Aujourd'hui, vous avez des joueurs préférés ?
Thom : Aujourd'hui, je dirais Jack Wilshere. J'adore son jeu et ça me plaît de suivre avec attention sa carrière. C'est vraiment un footballeur élégant.
Lawrence : J'ai toujours aimé le beau également, et ces dernières années, James Forrest démontre vraiment de belles choses de ce côté-là. S'il reste, ça peut vraiment devenir un joueur mythique du Celtic.
Thom : De manière générale, j'adore Pogba également. Toutes les semaines, j'ai l'impression de lire sur internet un nouveau sujet sur un but fantastique qu'il aurait mis pendant le week-end. Il est assez impressionnant.
Lawrence : James Rodríguez est le plus grand. Le but qu'il a mis l'été dernier contre l'Uruguay était incroyable. J'étais dans ma cuisine et j'ai lâché mon bol et tout ce que j'avais dans les mains pour applaudir tellement c'était fort. Un peu à l'image de la Colombie durant la Coupe du monde.

Vous savez si certains joueurs écoutent votre musique ?

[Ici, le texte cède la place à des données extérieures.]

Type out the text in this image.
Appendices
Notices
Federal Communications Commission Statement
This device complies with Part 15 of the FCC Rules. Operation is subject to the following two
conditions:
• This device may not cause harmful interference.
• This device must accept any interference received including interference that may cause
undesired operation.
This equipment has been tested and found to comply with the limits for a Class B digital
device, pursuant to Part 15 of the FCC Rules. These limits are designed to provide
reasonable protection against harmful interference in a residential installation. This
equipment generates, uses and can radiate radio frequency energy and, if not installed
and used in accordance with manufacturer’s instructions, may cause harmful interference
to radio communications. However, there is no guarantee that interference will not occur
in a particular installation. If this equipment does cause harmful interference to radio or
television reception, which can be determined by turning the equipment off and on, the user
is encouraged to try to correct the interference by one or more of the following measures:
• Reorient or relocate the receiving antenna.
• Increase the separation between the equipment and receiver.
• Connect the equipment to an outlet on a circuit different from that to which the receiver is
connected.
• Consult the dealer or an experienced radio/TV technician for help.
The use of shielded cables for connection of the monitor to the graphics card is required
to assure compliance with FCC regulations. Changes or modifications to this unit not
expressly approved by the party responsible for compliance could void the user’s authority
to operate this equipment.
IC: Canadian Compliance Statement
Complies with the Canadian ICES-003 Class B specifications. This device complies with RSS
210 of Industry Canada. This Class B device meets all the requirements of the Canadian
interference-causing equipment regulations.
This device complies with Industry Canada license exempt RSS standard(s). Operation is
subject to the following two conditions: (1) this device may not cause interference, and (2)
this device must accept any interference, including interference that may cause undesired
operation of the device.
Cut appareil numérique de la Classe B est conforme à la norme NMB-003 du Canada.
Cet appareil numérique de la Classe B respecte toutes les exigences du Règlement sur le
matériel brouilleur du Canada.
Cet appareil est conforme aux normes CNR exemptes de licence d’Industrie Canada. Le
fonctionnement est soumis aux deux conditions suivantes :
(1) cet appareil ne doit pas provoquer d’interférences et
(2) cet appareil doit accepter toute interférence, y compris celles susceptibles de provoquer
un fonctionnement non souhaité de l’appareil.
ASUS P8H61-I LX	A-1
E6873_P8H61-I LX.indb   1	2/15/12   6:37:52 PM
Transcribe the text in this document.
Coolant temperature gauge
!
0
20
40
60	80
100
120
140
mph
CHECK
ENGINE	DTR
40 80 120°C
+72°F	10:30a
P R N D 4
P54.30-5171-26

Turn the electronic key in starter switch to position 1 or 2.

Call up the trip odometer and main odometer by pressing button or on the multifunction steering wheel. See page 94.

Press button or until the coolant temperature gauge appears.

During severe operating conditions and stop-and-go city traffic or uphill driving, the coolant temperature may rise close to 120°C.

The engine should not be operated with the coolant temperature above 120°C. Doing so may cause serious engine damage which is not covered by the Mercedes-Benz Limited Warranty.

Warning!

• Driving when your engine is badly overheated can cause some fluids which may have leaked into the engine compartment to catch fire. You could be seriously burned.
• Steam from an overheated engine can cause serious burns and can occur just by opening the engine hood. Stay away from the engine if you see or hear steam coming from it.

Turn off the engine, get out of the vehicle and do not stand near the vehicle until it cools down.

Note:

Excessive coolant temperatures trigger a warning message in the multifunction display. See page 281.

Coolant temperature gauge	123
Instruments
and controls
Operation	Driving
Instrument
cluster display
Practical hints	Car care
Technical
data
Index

Lawrence : En plus d'avoir Alex Kapranos et les Two Door Cinema Club comme soutien, on a eu l'occasion de rencontrer Mendieta à Valence. Le mec mixait dans une soirée et nous a invités à sa table après son set. Il n'arrêtait pas de nous montrer ses vidéos et de nous faire écouter ses sons, mais tout ce qu'on voulait, c'était lui demander ce que ça faisait de jouer au Camp Nou (rires). Le pire, c'est que lorsqu'il a commencé à nous parler foot, on ne l'écoutait presque plus. On était tellement excités !
Thom : Ses penaltys étaient magiques !

Le Celtic est quasiment champion, Fulham végète en fond de classement de deuxième division. Qu'attendez-vous de la fin de saison ?
Lawrence : Oh, pas grand-chose malheureusement. Il n'y a plus de clubs anglais en Ligue des champions, Chelsea est quasiment assuré d'être champion, le Celtic pareil : tout est déjà fini pour nous (rires).
Thom : Je vais suivre Harry Kane de près pour ma part. Ce mec est brillant !
Lawrence : De mon côté, j'ai plus un souhait sur le long terme : que l'Écosse se qualifie enfin pour une grande compétition. Ma mère est néo-zélandaise et je dois avouer que ça a été un véritable drame de voir que même la Nouvelle-Zélande, en 2010, pouvait se qualifier à la Coupe du monde.